Aid Agency Accountability: Who's Your Sugar Daddy?

by Michael Bear · 2009-06-16 08:29:00 UTC

In a perfect world, aid agencies would be accountable first and foremost to those they help.  Also, in a perfect world, it would rain lemonade. And there would be unicorns.

Don't get me wrong, important steps have been taken.  Especially on the graphic-semantic front.  We tend not to exploit pictures of starving children.  (At least, not most of us.  Except occassionally Concern.)  We try to use terms like beneficiaries - or, even better, partners - to show that we're all in this together.

Yet at the end of the day, realities are realities.  And the reality is that you can't work if you don't have funding.  Which is why the findings from the 2008 HAP Humanitarian Accountability Report aren't particularly surprising.

In a survey of over 650 staff working for NGOs, the UN, donor agencies and research institutions, only 25% reported that humanitarian agencies were "highly" accountable to beneficiaries.  On the other hand, 74% reported that agencies were highly accountable to donors.

According to the report: "there remains an inescapable and consistent result from all four surveys [2005-2008]: that the pecking order for accountability is always towards institutional donors first and disaster survivors last."

It's too easy to cast stones.  (Except, ummmm, when it comes to the Concern Cure Starvation Appeal.  Or Nicholas Kristof.)  Humanitarian operations cost money.  Especially when you're trying to respond to a massive, complex emergency. It's difficult to feed and shelter hundreds of thousands or millions of people on good intentions alone.

And far too often, the money simply isn't there.  The UN has been able to raise only 25% of the funds it needs to help 2.5 million people displaced by the fighting in Pakistan.  NGOs are also struggling.  According to Oxfam's Humanitarian Director: "This is the worst funding crisis we've faced in over a decade for a major humanitarian emergency."

It's not just Pakistan.  As of late May, the UN had only received 39% of the funds it needs in Sri Lanka.  NGOs are also slashing budgets across the board.
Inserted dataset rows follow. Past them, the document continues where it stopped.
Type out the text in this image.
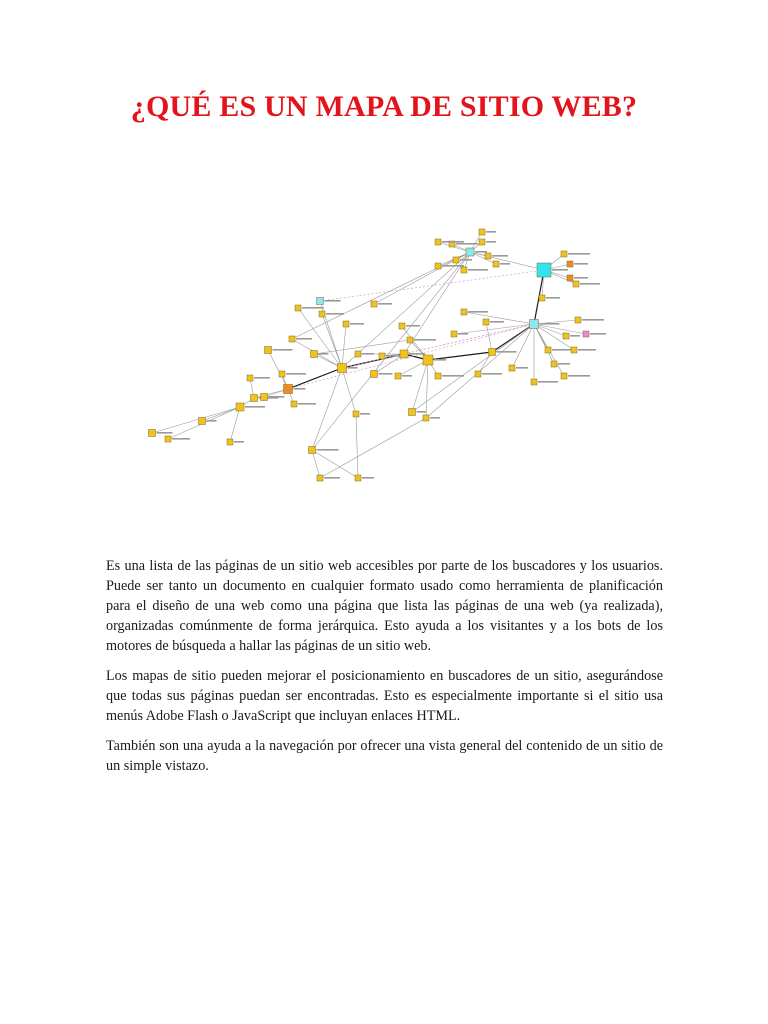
¿QUÉ ES UN MAPA DE SITIO WEB?

Es una lista de las páginas de un sitio web accesibles por parte de los buscadores y los usuarios. Puede ser tanto un documento en cualquier formato usado como herramienta de planificación para el diseño de una web como una página que lista las páginas de una web (ya realizada), organizadas comúnmente de forma jerárquica. Esto ayuda a los visitantes y a los bots de los motores de búsqueda a hallar las páginas de un sitio web.

Los mapas de sitio pueden mejorar el posicionamiento en buscadores de un sitio, asegurándose que todas sus páginas puedan ser encontradas. Esto es especialmente importante si el sitio usa menús Adobe Flash o JavaScript que incluyan enlaces HTML.

También son una ayuda a la navegación por ofrecer una vista general del contenido de un sitio de un simple vistazo.
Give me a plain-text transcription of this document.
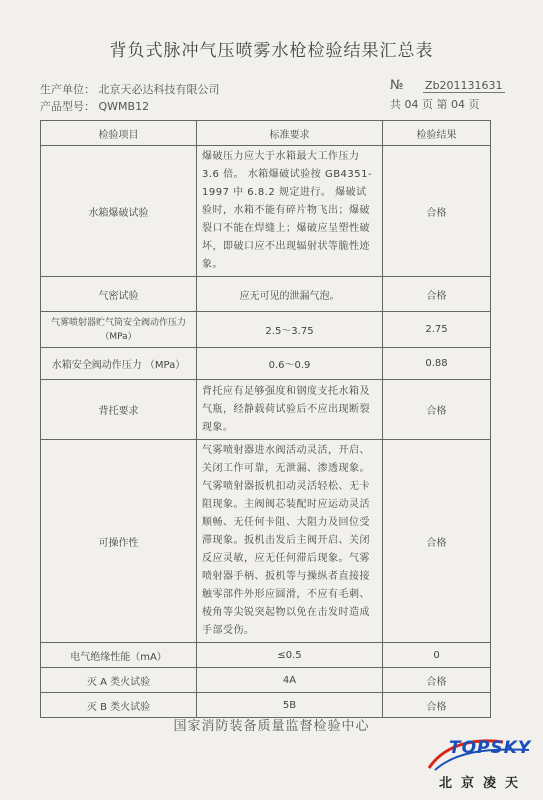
背负式脉冲气压喷雾水枪检验结果汇总表
生产单位： 北京天必达科技有限公司
产品型号： QWMB12
№ Zb201131631
共 04 页 第 04 页
检验项目	标准要求	检验结果
水箱爆破试验	爆破压力应大于水箱最大工作压力 3.6 倍。 水箱爆破试验按 GB4351-1997 中 6.8.2 规定进行。 爆破试验时，水箱不能有碎片物飞出；爆破裂口不能在焊缝上；爆破应呈塑性破坏，即破口应不出现辐射状等脆性迹象。	合格
气密试验	应无可见的泄漏气泡。	合格
气雾喷射器贮气筒安全阀动作压力（MPa）	2.5～3.75	2.75
水箱安全阀动作压力 （MPa）	0.6～0.9	0.88
背托要求	背托应有足够强度和钢度支托水箱及气瓶，经静载荷试验后不应出现断裂现象。	合格
可操作性	气雾喷射器进水阀活动灵活，开启、关闭工作可靠，无泄漏、渗透现象。气雾喷射器扳机扣动灵活轻松、无卡阻现象。主阀阀芯装配时应运动灵活顺畅、无任何卡阻、大阻力及回位受滞现象。扳机击发后主阀开启、关闭反应灵敏，应无任何滞后现象。气雾喷射器手柄、扳机等与操纵者直接接触零部件外形应圆滑，不应有毛刺、棱角等尖锐突起物以免在击发时造成手部受伤。	合格
电气绝缘性能（mA）	≤0.5	0
灭 A 类火试验	4A	合格
灭 B 类火试验	5B	合格
国家消防装备质量监督检验中心
TOPSKY
北京凌天
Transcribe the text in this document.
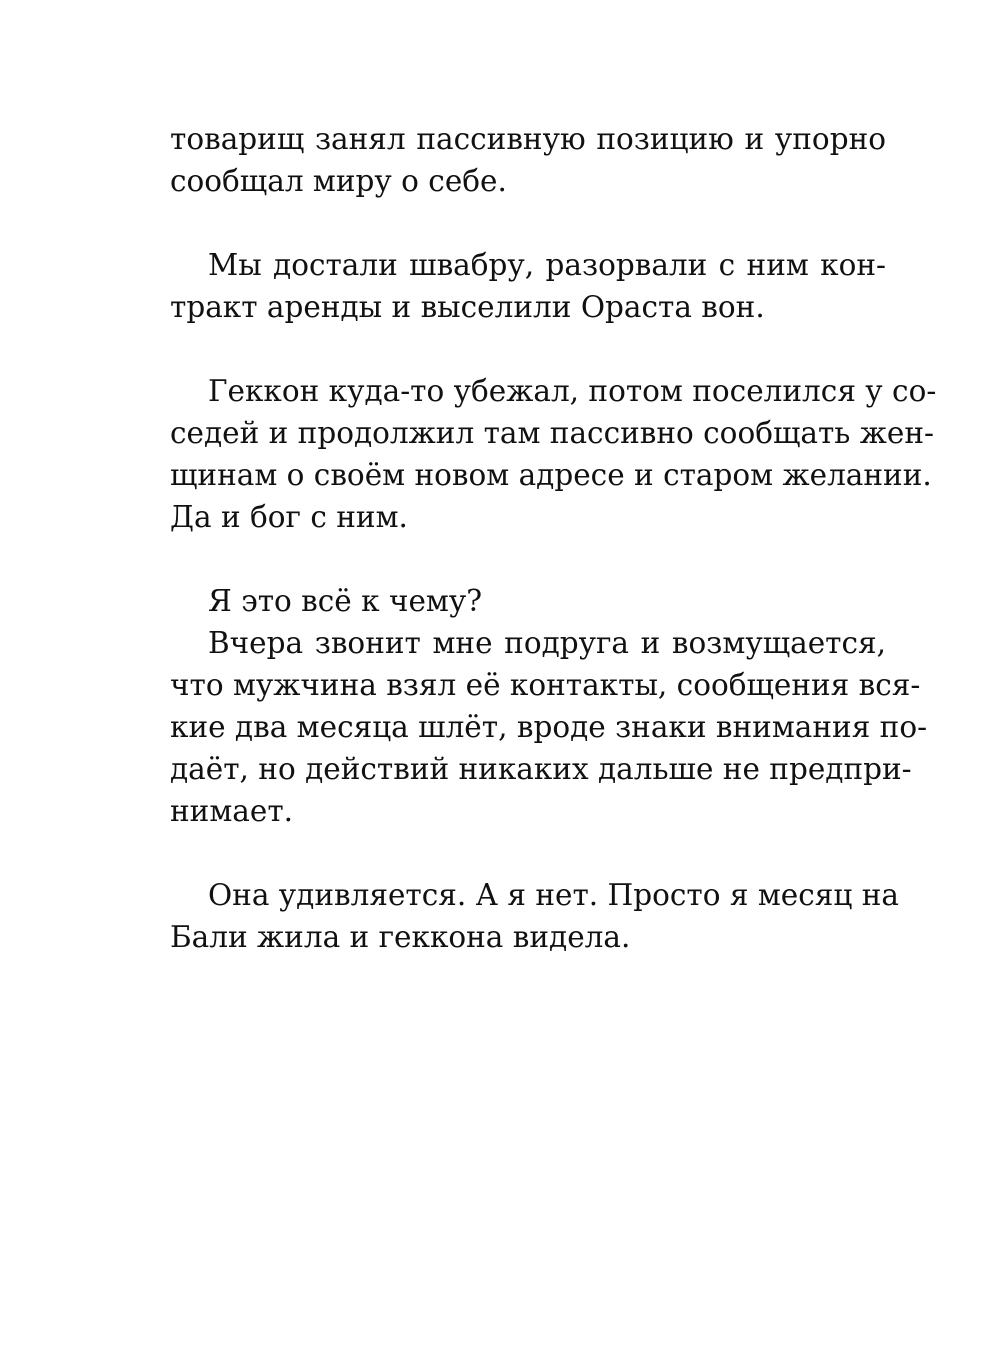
товарищ занял пассивную позицию и упорно
сообщал миру о себе.
Мы достали швабру, разорвали с ним кон-
тракт аренды и выселили Ораста вон.
Геккон куда-то убежал, потом поселился у со-
седей и продолжил там пассивно сообщать жен-
щинам о своём новом адресе и старом желании.
Да и бог с ним.
Я это всё к чему?
Вчера звонит мне подруга и возмущается,
что мужчина взял её контакты, сообщения вся-
кие два месяца шлёт, вроде знаки внимания по-
даёт, но действий никаких дальше не предпри-
нимает.
Она удивляется. А я нет. Просто я месяц на
Бали жила и геккона видела.
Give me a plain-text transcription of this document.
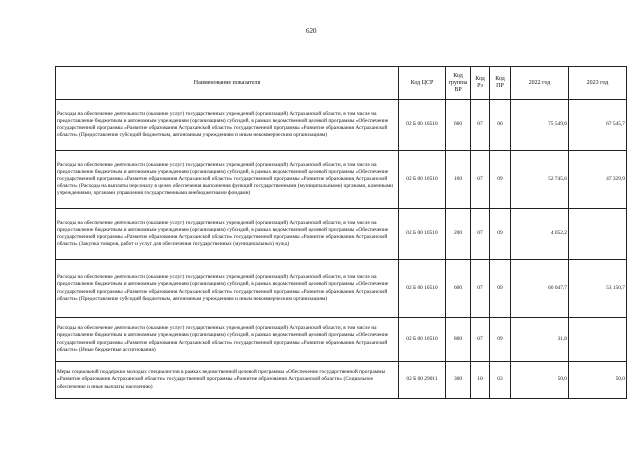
620
Наименование показателя	Код ЦСР	Код группы ВР	Код Рз	Код ПР	2022 год	2023 год
Расходы на обеспечение деятельности (оказание услуг) государственных учреждений (организаций) Астраханской области, в том числе на предоставление бюджетным и автономным учреждениям (организациям) субсидий, в рамках ведомственной целевой программы «Обеспечение государственной программы «Развитие образования Астраханской области» государственной программы «Развитие образования Астраханской области» (Предоставление субсидий бюджетным, автономным учреждениям и иным некоммерческим организациям)	02 Б 00 10510	600	07	06	75 549,6	67 545,7
Расходы на обеспечение деятельности (оказание услуг) государственных учреждений (организаций) Астраханской области, в том числе на предоставление бюджетным и автономным учреждениям (организациям) субсидий, в рамках ведомственной целевой программы «Обеспечение государственной программы «Развитие образования Астраханской области» государственной программы «Развитие образования Астраханской области» (Расходы на выплаты персоналу в целях обеспечения выполнения функций государственными (муниципальными) органами, казенными учреждениями, органами управления государственными внебюджетными фондами)	02 Б 00 10510	100	07	09	52 745,6	47 329,9
Расходы на обеспечение деятельности (оказание услуг) государственных учреждений (организаций) Астраханской области, в том числе на предоставление бюджетным и автономным учреждениям (организациям) субсидий, в рамках ведомственной целевой программы «Обеспечение государственной программы «Развитие образования Астраханской области» государственной программы «Развитие образования Астраханской области» (Закупка товаров, работ и услуг для обеспечения государственных (муниципальных) нужд)	02 Б 00 10510	200	07	09	4 052,2	
Расходы на обеспечение деятельности (оказание услуг) государственных учреждений (организаций) Астраханской области, в том числе на предоставление бюджетным и автономным учреждениям (организациям) субсидий, в рамках ведомственной целевой программы «Обеспечение государственной программы «Развитие образования Астраханской области» государственной программы «Развитие образования Астраханской области» (Предоставление субсидий бюджетным, автономным учреждениям и иным некоммерческим организациям)	02 Б 00 10510	600	07	09	60 047,7	53 150,7
Расходы на обеспечение деятельности (оказание услуг) государственных учреждений (организаций) Астраханской области, в том числе на предоставление бюджетным и автономным учреждениям (организациям) субсидий, в рамках ведомственной целевой программы «Обеспечение государственной программы «Развитие образования Астраханской области» государственной программы «Развитие образования Астраханской области» (Иные бюджетные ассигнования)	02 Б 00 10510	800	07	09	31,8	
Меры социальной поддержки молодых специалистов в рамках ведомственной целевой программы «Обеспечение государственной программы «Развитие образования Астраханской области» государственной программы «Развитие образования Астраханской области» (Социальное обеспечение и иные выплаты населению)	02 Б 00 29011	300	10	03	50,0	50,0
Aid agencies are trying, and there has been some improvement on the accountability front - in 2005, only 8% of respondents said that agencies were highly accountable to beneficiaries.

But as long as aid agencies need money, and as long as money is in short supply, it's hardly surprising that accountability to donors trumps all.

PS - Hat tip to Katie Nguyen at Reuters AlertNet for initially reporting about the HAP survey.